# NEW PEAKS



## samuel-a (Oct 13, 2009)

i learned alot out of this fine forum, and like to give some back.
i don't know how do you sell you gold and silver, but i'm guessing your eyes are allwayes on the spot.

as we talk the spot of gold reaching new peaks, here is some technical chart of it:
we got a kind of a pattern which called "price convergence" (sideways triangle on the chart).

by breakthrough out of the top side of the triangle gives us now new destination for the price - 1110, which is not far from achievement.
the fierst destination (1110) wiil be also the fierst resistance point i which i'll suggest to sell large amounts that are in your possession (not all).
you would expact that the price will rach that point and back off down.

the immediate support stand on 1032.5, in case of a downfall in prices underneath this level, i'll' also suggest to sell any amount that you have in order not to loose more profits.

GOOD LUCK TO YOU ALL FROM SAMUEL


----------



## patnor1011 (Oct 13, 2009)

I know what you are talking about as I worked as analyst for some company trading with comodities way back when gold was trading at 330-350$. Most people here are hobyists so I dont think that they will speculate with gold price movements in short term.
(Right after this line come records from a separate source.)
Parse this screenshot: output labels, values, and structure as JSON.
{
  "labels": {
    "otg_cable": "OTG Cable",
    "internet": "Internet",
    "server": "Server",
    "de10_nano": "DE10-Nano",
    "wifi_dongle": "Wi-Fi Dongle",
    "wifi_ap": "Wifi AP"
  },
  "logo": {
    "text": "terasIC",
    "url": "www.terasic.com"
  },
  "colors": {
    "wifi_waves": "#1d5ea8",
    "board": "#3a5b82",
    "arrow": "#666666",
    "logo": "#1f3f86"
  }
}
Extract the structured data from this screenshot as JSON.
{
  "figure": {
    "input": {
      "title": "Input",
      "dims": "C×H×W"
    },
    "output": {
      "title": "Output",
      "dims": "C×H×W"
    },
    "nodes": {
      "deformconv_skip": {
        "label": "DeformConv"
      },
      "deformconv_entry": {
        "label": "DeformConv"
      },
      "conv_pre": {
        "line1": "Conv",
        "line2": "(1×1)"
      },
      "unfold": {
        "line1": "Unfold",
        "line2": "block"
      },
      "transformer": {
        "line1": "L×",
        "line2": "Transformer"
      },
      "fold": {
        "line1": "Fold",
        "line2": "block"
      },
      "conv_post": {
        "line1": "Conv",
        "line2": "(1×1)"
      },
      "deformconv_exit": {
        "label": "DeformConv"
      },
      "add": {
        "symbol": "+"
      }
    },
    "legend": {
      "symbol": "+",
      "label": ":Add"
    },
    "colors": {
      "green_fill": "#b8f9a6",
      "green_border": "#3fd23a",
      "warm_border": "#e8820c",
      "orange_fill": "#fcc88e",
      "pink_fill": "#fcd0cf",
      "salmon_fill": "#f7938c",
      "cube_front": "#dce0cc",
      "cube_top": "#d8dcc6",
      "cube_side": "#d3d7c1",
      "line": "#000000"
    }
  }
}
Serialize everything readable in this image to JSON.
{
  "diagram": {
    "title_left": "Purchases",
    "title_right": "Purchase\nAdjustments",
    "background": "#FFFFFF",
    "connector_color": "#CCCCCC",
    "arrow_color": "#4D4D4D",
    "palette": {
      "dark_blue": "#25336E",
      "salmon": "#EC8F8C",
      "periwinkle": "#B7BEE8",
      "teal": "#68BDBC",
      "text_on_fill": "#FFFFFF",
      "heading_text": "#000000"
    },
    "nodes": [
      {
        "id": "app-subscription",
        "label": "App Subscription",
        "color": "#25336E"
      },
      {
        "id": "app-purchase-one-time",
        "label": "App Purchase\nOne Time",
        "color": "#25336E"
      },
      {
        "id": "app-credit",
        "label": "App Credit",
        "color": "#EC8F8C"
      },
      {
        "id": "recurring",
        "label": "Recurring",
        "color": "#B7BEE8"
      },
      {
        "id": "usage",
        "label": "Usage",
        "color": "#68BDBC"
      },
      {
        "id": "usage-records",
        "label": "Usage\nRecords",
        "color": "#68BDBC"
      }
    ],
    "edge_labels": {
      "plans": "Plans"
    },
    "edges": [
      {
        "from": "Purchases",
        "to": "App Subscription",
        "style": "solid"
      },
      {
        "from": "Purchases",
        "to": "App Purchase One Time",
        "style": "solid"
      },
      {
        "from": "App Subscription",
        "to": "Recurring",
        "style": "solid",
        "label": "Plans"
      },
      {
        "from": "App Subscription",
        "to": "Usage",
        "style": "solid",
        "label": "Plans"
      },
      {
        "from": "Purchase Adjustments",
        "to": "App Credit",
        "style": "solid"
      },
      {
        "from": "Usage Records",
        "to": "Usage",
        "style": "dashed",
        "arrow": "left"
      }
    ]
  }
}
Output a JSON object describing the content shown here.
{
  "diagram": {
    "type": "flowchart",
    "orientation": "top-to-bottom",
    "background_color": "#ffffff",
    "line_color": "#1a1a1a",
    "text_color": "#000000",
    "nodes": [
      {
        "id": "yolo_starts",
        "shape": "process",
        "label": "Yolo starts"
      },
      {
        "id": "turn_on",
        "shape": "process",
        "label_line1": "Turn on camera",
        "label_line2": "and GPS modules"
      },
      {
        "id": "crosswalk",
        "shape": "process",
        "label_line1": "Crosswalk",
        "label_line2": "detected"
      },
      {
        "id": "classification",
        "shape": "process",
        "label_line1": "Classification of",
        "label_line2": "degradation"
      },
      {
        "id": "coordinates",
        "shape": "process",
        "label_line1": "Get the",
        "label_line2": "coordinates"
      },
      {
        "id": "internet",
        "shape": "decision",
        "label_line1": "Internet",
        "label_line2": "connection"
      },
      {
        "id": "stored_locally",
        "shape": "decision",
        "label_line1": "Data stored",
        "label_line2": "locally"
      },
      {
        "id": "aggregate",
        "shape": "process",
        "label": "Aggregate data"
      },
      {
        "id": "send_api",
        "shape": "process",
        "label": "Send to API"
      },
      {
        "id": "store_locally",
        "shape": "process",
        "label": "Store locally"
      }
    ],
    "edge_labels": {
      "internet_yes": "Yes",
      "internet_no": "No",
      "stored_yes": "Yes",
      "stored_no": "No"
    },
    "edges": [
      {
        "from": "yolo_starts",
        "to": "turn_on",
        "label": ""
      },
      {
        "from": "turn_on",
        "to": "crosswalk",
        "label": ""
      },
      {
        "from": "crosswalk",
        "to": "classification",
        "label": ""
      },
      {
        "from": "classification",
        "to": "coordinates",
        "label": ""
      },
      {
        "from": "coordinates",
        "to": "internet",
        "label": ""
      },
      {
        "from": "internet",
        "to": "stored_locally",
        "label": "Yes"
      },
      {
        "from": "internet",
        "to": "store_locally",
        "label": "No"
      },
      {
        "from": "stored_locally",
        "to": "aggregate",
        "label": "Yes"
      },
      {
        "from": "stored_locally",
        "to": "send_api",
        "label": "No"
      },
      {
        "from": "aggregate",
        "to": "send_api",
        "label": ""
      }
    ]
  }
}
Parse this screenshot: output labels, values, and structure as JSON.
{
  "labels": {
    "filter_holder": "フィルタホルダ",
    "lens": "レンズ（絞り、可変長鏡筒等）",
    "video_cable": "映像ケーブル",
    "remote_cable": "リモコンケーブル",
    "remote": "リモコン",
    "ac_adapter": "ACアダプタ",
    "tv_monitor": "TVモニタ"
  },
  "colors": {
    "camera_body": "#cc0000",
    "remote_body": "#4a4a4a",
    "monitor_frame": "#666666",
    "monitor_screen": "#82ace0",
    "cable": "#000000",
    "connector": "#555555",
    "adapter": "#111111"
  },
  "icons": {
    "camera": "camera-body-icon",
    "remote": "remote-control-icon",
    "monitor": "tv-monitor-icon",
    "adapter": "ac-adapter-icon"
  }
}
However somebody is making good money now and will make some more in near future but we dont know if that resist point will not be breached as there are lots of uncertainities in market. Economic situation is not improving, there is unrest in most of parts of world and stability and future of us $ is not looking good. My opinion is that 1110 is not very strong point of resistance.


----------



## samuel-a (Oct 13, 2009)

i hope so 

cous i'm long on the gold with cover options


----------



## samuel-a (Nov 9, 2009)

The gold spot has reached the destination 

let's see from here...


----------



## Barren Realms 007 (Nov 9, 2009)

Cool a couple of chartologists around. Keep em coming.

I don't think that 1110 resistance is going to hold tho. Definetly on a break out. Whats the next resistance level?


----------



## samuel-a (Nov 10, 2009)

well Barren , nice to know you are intrested.

it's hard for me to see yeat again another movment upward after this last one.
my educated guess will be that we gonna see a correction down to 1070$ or even 1025$, this will not change the overall picture, which is an up trend.

i'm adding a weekly chart which will show the extended destinations for the next few month period.
we can clearly see an upside down "head and shoulders" pattern, which is bullish pattern, with peak destination at 1305$.
because we are dealing with new peaks i'll use datum-point which determined by Fibonacci ruler tools on the way to 1305$, when each one can become a resistance or support level when the time will come.


----------



## Barren Realms 007 (Nov 10, 2009)

It will be nicew to watch the run up. Just hope it dosen't crash like oil did. Too bad we can't have a chart that stays current.


----------



## Harold_V (Nov 11, 2009)

Barren Realms 007 said:


> It will be nicew to watch the run up. Just hope it dosen't crash like oil did.


That might be a good thing. Don't forget that the ounce still weighs 480 grains. The high cost of gold, at least right now, is a direct reflection on the loss of value of the dollar. It takes more of your worthless dollars to buy that ounce. 

How well I remember 3¢ first class postage, and a new Cadillac Coupe De Ville selling for $6,000. Gold, then, was $35/ounce. 

Harold


----------



## samuel-a (Nov 11, 2009)

not direct and immidiet ratio... but generally you are correct... on the long run.

my point is, the if one produced 2 ounce two month ego or three month ego, he has a capital earning without his money loosing so much of it's value.....


----------



## patnor1011 (Nov 11, 2009)

well his point was that it is nice to get thousand bucks for ounce of gold the question is what are they worth these times. my friend came to ireland in 2004. he was working hard and save most of his money. he exchanged all his euros to $ in a bank when he was leaving. he was strong believer in us currency. just about now he lost close to 50% of his savings. :roll:


----------



## samuel-a (Nov 18, 2009)

Damn... this one is raiding fast upward...

and this is the chance to make money that is was talking about... the gold is going up much more then the USD going down...
or if you look at it in a different ponit of view, how much inflation was in the past 2.5 weeks? i don't know, but for sure less then the 130-150$ (the movment up in gold for the last 2.5 weeks)

good luck all
SAMUEL


----------



## samuel-a (Sep 29, 2010)

Look Down :mrgreen:


----------